O Provedor da Misericórdia de Amares escreveu uma carta aberta ao presidente da Câmara dando conta de um conjunto de decisões e posturas de Manuel Moreira que “lesaram a instituição. Álvaro Silva, depois, de dizer que “qualquer pensamento em que esta carta possa ter qualquer sentido político ou de crítica à sua gestão nada têm em comum”.
Um dos motivos para a missiva, agora tornada, pública, foi o embargo de uma obra de loteamento na Quinta da Misericórdia, que “visava unicamente a realização de fundos por parte da Instituição para que esta pudesse proceder à requalificação dos muito degradados edifícios da Creche, Jardim e Lar de idosos”, que Álvaro Silva diz “ter ultrapassado todos os limites possíveis”.
O provedor acusa, ainda, Moreira de, “ao longo destes dois anos e meio de funções na liderança da atual Mesa Administrativa, não ter respondido “ou ignorou” as tentativas para se “encontrarem soluções para a resolução dos graves problemas que afetam a Instituição”.

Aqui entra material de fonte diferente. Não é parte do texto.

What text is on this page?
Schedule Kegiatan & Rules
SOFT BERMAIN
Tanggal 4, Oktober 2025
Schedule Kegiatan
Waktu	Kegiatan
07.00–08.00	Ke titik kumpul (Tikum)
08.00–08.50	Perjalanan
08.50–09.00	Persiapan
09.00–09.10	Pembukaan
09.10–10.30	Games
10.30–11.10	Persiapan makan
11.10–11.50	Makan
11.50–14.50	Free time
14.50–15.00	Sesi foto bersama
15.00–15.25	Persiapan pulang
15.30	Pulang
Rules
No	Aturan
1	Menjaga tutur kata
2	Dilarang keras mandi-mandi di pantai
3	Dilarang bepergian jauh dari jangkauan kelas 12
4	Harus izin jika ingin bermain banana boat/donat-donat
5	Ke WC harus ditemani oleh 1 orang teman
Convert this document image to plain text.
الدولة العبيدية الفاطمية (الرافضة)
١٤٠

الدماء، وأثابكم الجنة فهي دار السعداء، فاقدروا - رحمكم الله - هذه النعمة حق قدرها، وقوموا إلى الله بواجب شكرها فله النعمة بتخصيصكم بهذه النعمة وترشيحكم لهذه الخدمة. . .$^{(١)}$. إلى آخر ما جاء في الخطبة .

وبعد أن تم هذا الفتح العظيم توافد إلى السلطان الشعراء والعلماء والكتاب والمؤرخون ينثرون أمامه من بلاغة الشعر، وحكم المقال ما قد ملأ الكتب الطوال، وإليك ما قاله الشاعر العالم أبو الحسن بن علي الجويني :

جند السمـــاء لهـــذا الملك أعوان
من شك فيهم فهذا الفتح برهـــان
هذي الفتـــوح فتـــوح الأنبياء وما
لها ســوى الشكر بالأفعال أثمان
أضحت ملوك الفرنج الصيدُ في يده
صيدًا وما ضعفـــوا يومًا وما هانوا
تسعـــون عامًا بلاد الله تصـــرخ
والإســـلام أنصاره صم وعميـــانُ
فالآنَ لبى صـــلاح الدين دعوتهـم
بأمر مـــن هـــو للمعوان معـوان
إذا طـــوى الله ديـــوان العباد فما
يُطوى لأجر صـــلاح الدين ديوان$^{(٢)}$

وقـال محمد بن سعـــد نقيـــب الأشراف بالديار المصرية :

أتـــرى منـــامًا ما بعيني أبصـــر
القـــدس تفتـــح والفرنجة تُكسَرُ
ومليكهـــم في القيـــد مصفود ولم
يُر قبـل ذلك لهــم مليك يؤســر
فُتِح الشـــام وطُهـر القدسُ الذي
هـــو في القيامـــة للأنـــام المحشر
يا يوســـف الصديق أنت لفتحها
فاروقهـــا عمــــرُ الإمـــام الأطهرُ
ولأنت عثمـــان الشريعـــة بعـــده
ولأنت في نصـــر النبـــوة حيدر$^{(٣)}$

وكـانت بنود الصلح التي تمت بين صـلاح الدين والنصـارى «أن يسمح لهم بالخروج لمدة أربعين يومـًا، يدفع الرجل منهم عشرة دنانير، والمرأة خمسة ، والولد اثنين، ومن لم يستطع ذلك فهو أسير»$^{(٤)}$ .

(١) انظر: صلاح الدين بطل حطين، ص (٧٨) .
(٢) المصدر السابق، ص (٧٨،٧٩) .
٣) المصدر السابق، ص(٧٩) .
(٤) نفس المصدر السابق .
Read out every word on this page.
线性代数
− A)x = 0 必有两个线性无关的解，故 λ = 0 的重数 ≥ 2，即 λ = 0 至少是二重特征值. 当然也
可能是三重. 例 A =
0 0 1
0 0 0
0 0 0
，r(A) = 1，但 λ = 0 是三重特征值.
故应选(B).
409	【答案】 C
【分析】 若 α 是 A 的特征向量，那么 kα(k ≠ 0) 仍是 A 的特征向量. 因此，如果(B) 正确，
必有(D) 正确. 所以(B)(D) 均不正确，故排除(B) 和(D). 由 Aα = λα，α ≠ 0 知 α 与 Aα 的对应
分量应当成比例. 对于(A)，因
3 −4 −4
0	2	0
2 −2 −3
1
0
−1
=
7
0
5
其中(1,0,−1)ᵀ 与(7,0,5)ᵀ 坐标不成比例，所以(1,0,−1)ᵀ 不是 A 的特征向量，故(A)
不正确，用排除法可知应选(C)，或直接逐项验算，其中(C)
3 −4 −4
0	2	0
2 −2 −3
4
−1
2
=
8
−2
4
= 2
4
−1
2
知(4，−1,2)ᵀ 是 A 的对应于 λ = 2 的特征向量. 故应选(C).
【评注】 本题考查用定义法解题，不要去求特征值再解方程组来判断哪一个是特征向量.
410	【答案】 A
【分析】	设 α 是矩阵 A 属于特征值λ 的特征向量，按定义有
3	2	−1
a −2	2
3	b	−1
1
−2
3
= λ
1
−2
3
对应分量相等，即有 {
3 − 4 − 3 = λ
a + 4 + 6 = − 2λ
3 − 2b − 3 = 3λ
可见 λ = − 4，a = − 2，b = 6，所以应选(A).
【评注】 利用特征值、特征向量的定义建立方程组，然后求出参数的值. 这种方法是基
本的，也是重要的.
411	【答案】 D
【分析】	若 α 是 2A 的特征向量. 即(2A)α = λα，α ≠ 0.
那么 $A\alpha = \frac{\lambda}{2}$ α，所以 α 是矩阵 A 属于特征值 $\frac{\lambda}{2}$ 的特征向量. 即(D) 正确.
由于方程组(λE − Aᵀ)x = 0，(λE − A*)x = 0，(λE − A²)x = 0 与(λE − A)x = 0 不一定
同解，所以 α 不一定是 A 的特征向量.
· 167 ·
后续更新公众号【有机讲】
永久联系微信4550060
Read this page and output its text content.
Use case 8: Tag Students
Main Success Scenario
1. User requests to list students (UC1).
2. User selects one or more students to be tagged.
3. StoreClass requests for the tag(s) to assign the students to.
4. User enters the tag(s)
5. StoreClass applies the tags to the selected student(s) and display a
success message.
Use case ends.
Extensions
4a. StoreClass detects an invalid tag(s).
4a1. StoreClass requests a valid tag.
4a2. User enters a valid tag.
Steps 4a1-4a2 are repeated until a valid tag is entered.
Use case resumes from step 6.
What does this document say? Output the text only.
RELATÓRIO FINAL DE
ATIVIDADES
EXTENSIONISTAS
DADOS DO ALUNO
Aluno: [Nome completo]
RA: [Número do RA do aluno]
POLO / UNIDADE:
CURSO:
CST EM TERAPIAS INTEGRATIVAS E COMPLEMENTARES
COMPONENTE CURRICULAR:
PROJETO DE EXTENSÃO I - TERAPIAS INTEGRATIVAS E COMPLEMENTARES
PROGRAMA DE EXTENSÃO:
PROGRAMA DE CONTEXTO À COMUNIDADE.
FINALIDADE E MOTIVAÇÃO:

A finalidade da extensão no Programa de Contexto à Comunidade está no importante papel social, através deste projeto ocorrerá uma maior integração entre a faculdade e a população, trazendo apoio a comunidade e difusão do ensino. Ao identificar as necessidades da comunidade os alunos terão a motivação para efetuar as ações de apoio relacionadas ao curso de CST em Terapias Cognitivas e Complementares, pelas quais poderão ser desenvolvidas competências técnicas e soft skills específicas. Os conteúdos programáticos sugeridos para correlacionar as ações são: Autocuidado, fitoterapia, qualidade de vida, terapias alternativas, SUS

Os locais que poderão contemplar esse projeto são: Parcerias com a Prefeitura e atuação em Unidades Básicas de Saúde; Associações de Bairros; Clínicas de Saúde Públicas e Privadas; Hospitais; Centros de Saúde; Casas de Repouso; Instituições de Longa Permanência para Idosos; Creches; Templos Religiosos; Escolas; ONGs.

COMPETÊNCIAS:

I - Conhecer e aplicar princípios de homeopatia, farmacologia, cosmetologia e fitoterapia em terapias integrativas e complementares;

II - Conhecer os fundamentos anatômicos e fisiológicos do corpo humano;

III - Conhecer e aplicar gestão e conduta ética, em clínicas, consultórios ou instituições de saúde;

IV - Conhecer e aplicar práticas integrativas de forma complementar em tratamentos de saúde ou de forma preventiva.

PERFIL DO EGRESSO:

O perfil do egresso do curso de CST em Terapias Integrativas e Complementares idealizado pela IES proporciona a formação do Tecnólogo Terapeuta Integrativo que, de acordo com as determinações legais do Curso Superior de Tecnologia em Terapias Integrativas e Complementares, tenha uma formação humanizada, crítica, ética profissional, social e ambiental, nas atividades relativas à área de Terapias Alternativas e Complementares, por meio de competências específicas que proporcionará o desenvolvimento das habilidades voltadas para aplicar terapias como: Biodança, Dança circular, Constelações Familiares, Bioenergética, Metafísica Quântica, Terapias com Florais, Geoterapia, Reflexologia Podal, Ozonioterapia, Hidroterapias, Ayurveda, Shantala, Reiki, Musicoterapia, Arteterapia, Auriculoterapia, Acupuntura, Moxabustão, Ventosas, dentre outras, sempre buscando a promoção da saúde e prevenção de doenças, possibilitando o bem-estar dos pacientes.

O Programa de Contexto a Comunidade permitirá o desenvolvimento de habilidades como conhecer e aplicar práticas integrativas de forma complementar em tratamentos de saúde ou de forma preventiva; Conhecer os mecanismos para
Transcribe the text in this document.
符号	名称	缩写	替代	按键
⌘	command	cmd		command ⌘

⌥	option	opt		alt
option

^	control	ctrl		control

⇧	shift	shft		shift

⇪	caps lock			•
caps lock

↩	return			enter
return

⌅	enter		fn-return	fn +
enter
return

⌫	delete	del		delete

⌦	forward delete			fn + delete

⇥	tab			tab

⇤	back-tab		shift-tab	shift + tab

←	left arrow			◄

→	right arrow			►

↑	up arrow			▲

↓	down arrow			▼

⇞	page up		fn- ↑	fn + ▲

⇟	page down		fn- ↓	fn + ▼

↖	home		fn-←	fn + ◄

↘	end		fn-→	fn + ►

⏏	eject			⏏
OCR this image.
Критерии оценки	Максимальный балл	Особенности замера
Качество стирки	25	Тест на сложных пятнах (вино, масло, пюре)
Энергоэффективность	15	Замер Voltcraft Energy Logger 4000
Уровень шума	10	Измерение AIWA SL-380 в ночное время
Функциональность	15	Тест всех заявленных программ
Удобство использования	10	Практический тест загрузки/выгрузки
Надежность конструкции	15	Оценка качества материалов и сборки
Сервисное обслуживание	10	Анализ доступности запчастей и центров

Álvaro Silva lança ainda algumas perguntas ao autarca, a começar pela atribuição, entre 2015 e 2020, de “2.291.780,00 a instituições do concelho e à Santa Casa da Misericórdia, a maior Associação do Concelho, que diariamente entre Idosos e crianças, cuida de mais de 250 utentes, não tenha sido atribuído qualquer valor monetário a este título”.
A distribuição dos fundos provenientes do programa “Portugal 2020”, geridos pela CIM do Cávado e que tinham como destinatários as diversas IPSS do Concelho de Amares, a entregar toda a dotação, primeiro num valor de cerca de 300 mil euros, e depois, um reforço que houve de mais cerca de 300 mil euros, a uma única IPSS do Concelho”, é outra das questões.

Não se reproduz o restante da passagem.